My Bengali friend who runs a pretty successful Instagram account told me she writes her best captions when she’s not thinking about the caption at all. She’s just processing something out loud. Her worst ones are when she sits down deliberately trying to write “a good caption.” I think about that a lot.
There’s also something about admitting uncertainty that helps. I’m not sure why. Saying “I don’t totally understand this yet” or “I’m still figuring this out” seems to make people trust you more than confident declarations. Maybe because we all know, deep down, that nobody has it figured out.
What I actually think works
Forget trying to reverse-engineer anything. Just ask yourself what you want people to feel. Not think. Feel.

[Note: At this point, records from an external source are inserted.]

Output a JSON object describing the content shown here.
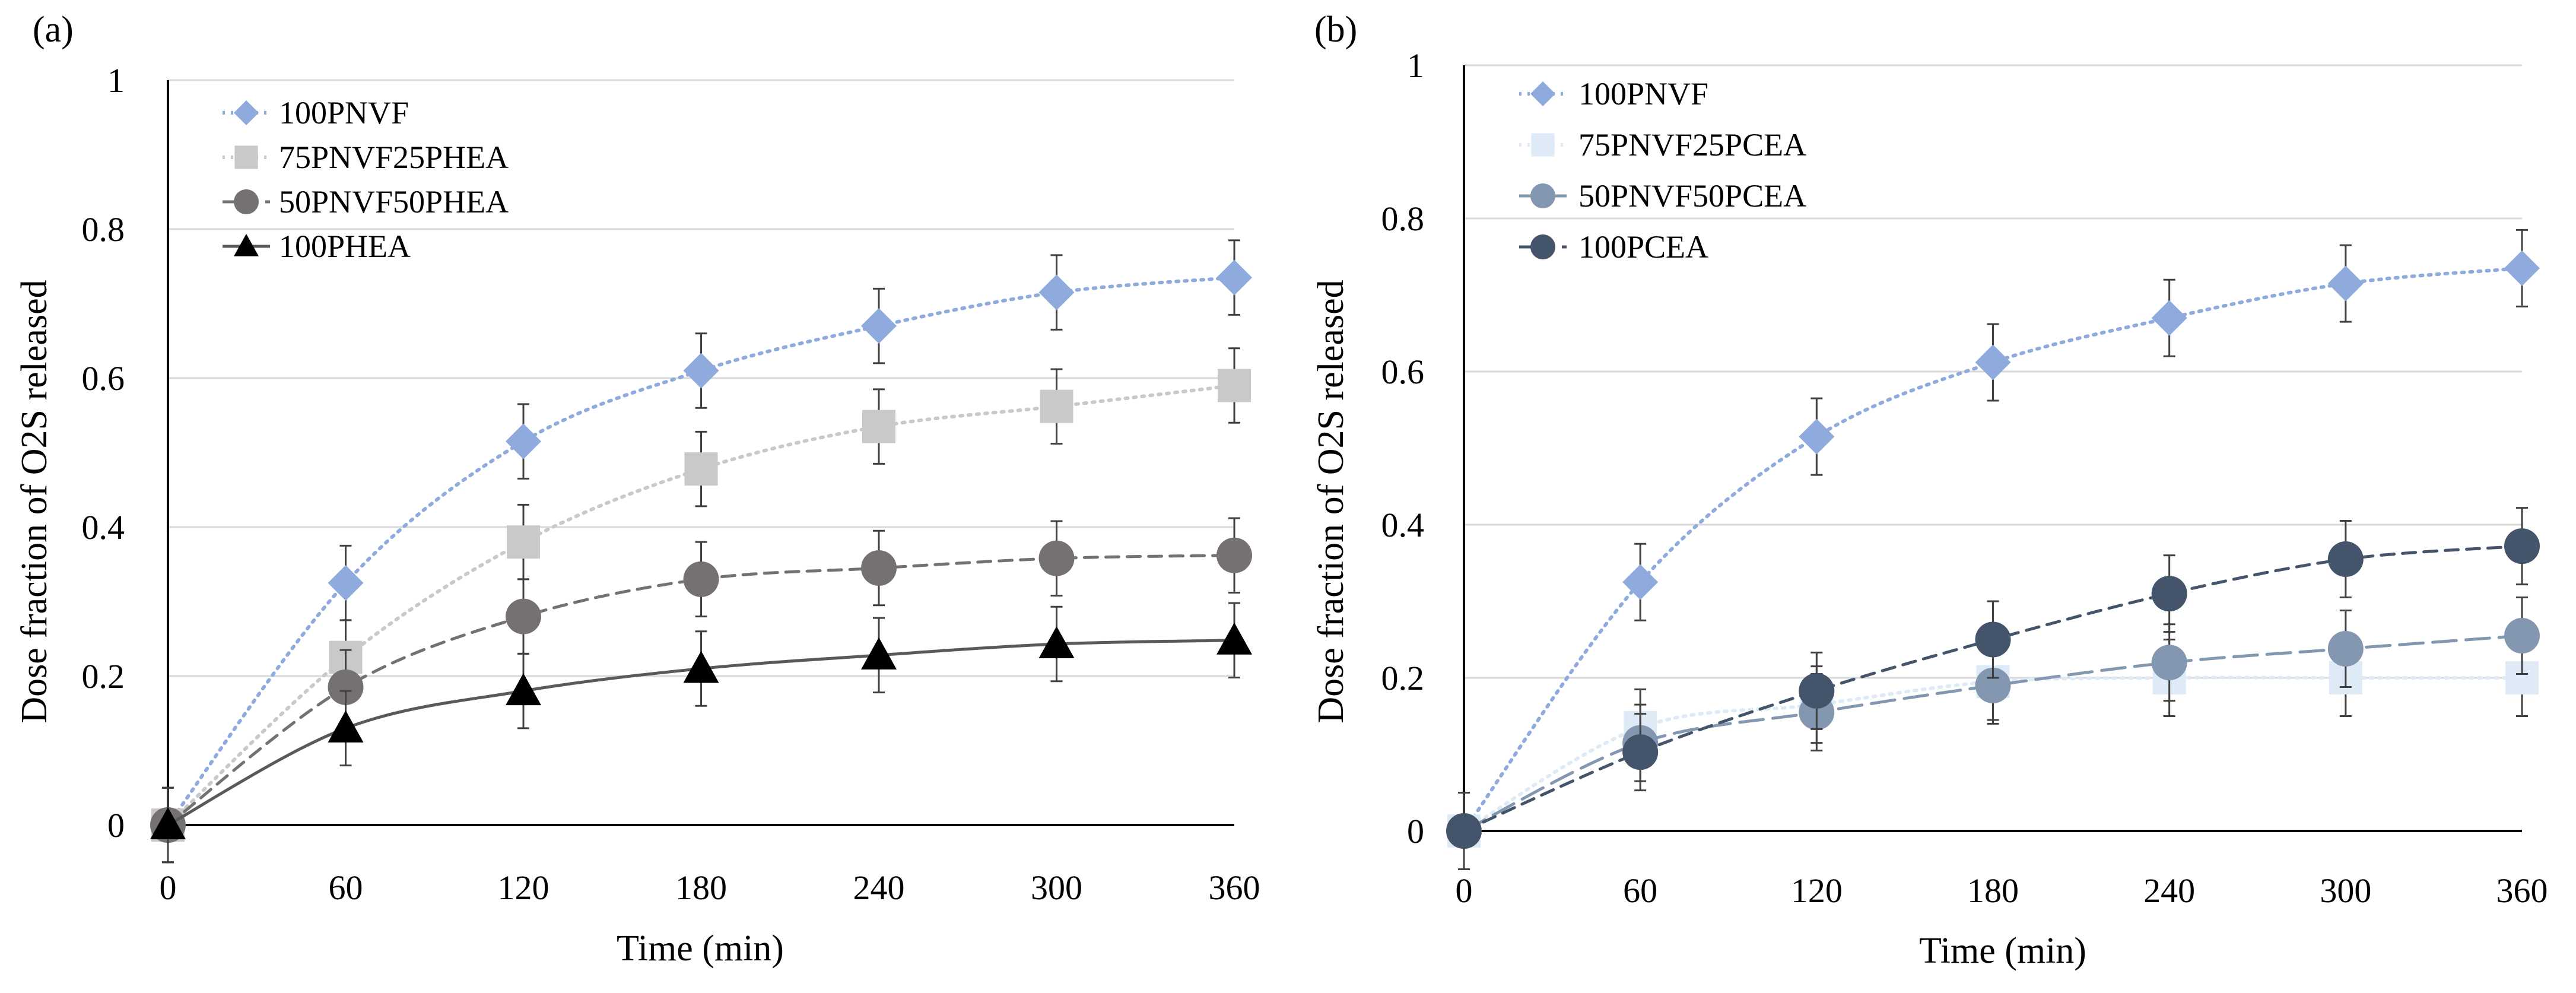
{
  "figure": {
    "panel_labels": [
      "(a)",
      "(b)"
    ]
  },
  "chart_data": [
    {
      "type": "line",
      "panel_label": "(a)",
      "xlabel": "Time (min)",
      "ylabel": "Dose fraction of O2S released",
      "x": [
        0,
        60,
        120,
        180,
        240,
        300,
        360
      ],
      "xticks": [
        "0",
        "60",
        "120",
        "180",
        "240",
        "300",
        "360"
      ],
      "yticks": [
        "0",
        "0.2",
        "0.4",
        "0.6",
        "0.8",
        "1"
      ],
      "xlim": [
        0,
        360
      ],
      "ylim": [
        0,
        1
      ],
      "grid": "horizontal",
      "legend_position": "top-left",
      "series": [
        {
          "name": "100PNVF",
          "values": [
            0,
            0.325,
            0.515,
            0.61,
            0.67,
            0.715,
            0.735
          ],
          "error": [
            0.05,
            0.05,
            0.05,
            0.05,
            0.05,
            0.05,
            0.05
          ],
          "color": "#8faadc",
          "marker": "diamond",
          "line": "dotted"
        },
        {
          "name": "75PNVF25PHEA",
          "values": [
            0,
            0.225,
            0.38,
            0.478,
            0.535,
            0.562,
            0.59
          ],
          "error": [
            0.05,
            0.05,
            0.05,
            0.05,
            0.05,
            0.05,
            0.05
          ],
          "color": "#c9c9c9",
          "marker": "square",
          "line": "dotted"
        },
        {
          "name": "50PNVF50PHEA",
          "values": [
            0,
            0.185,
            0.28,
            0.33,
            0.345,
            0.358,
            0.362
          ],
          "error": [
            0.05,
            0.05,
            0.05,
            0.05,
            0.05,
            0.05,
            0.05
          ],
          "color": "#767171",
          "marker": "circle",
          "line": "dashed"
        },
        {
          "name": "100PHEA",
          "values": [
            0,
            0.13,
            0.18,
            0.21,
            0.228,
            0.243,
            0.248
          ],
          "error": [
            0.05,
            0.05,
            0.05,
            0.05,
            0.05,
            0.05,
            0.05
          ],
          "color": "#000000",
          "line_color": "#595959",
          "marker": "triangle",
          "line": "solid"
        }
      ]
    },
    {
      "type": "line",
      "panel_label": "(b)",
      "xlabel": "Time (min)",
      "ylabel": "Dose fraction of O2S released",
      "x": [
        0,
        60,
        120,
        180,
        240,
        300,
        360
      ],
      "xticks": [
        "0",
        "60",
        "120",
        "180",
        "240",
        "300",
        "360"
      ],
      "yticks": [
        "0",
        "0.2",
        "0.4",
        "0.6",
        "0.8",
        "1"
      ],
      "xlim": [
        0,
        360
      ],
      "ylim": [
        0,
        1
      ],
      "grid": "horizontal",
      "legend_position": "top-left",
      "series": [
        {
          "name": "100PNVF",
          "values": [
            0,
            0.325,
            0.515,
            0.612,
            0.67,
            0.715,
            0.735
          ],
          "error": [
            0.05,
            0.05,
            0.05,
            0.05,
            0.05,
            0.05,
            0.05
          ],
          "color": "#8faadc",
          "marker": "diamond",
          "line": "dotted"
        },
        {
          "name": "75PNVF25PCEA",
          "values": [
            0,
            0.135,
            0.165,
            0.195,
            0.2,
            0.2,
            0.2
          ],
          "error": [
            0.05,
            0.05,
            0.05,
            0.05,
            0.05,
            0.05,
            0.05
          ],
          "color": "#deebf7",
          "marker": "square",
          "line": "dotted"
        },
        {
          "name": "50PNVF50PCEA",
          "values": [
            0,
            0.115,
            0.155,
            0.19,
            0.22,
            0.238,
            0.255
          ],
          "error": [
            0.05,
            0.05,
            0.05,
            0.05,
            0.05,
            0.05,
            0.05
          ],
          "color": "#8497b0",
          "marker": "circle",
          "line": "longdash"
        },
        {
          "name": "100PCEA",
          "values": [
            0,
            0.103,
            0.183,
            0.25,
            0.31,
            0.355,
            0.372
          ],
          "error": [
            0.05,
            0.05,
            0.05,
            0.05,
            0.05,
            0.05,
            0.05
          ],
          "color": "#44546a",
          "marker": "circle",
          "line": "dashed"
        }
      ]
    }
  ]
}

Because here’s what all that research points to: people share what activates them. They engage with what makes them feel recognized. They stop scrolling when something creates a vivid enough picture that they’re suddenly there.
So if you’re posting a wedding photo, don’t describe the wedding. Describe that moment right before you walked down the aisle when you could hear your own heartbeat and your hands wouldn’t stop shaking. That’s the caption.
I’m not saying this is easy. I’m saying it’s simple. Which is different.
The words that touch people aren’t trying to be touching. They’re just honest enough to be specific and brave enough to be plain. That’s it. That’s the whole thing.
I wish I had something more useful to tell you but I think that actually is the whole thing.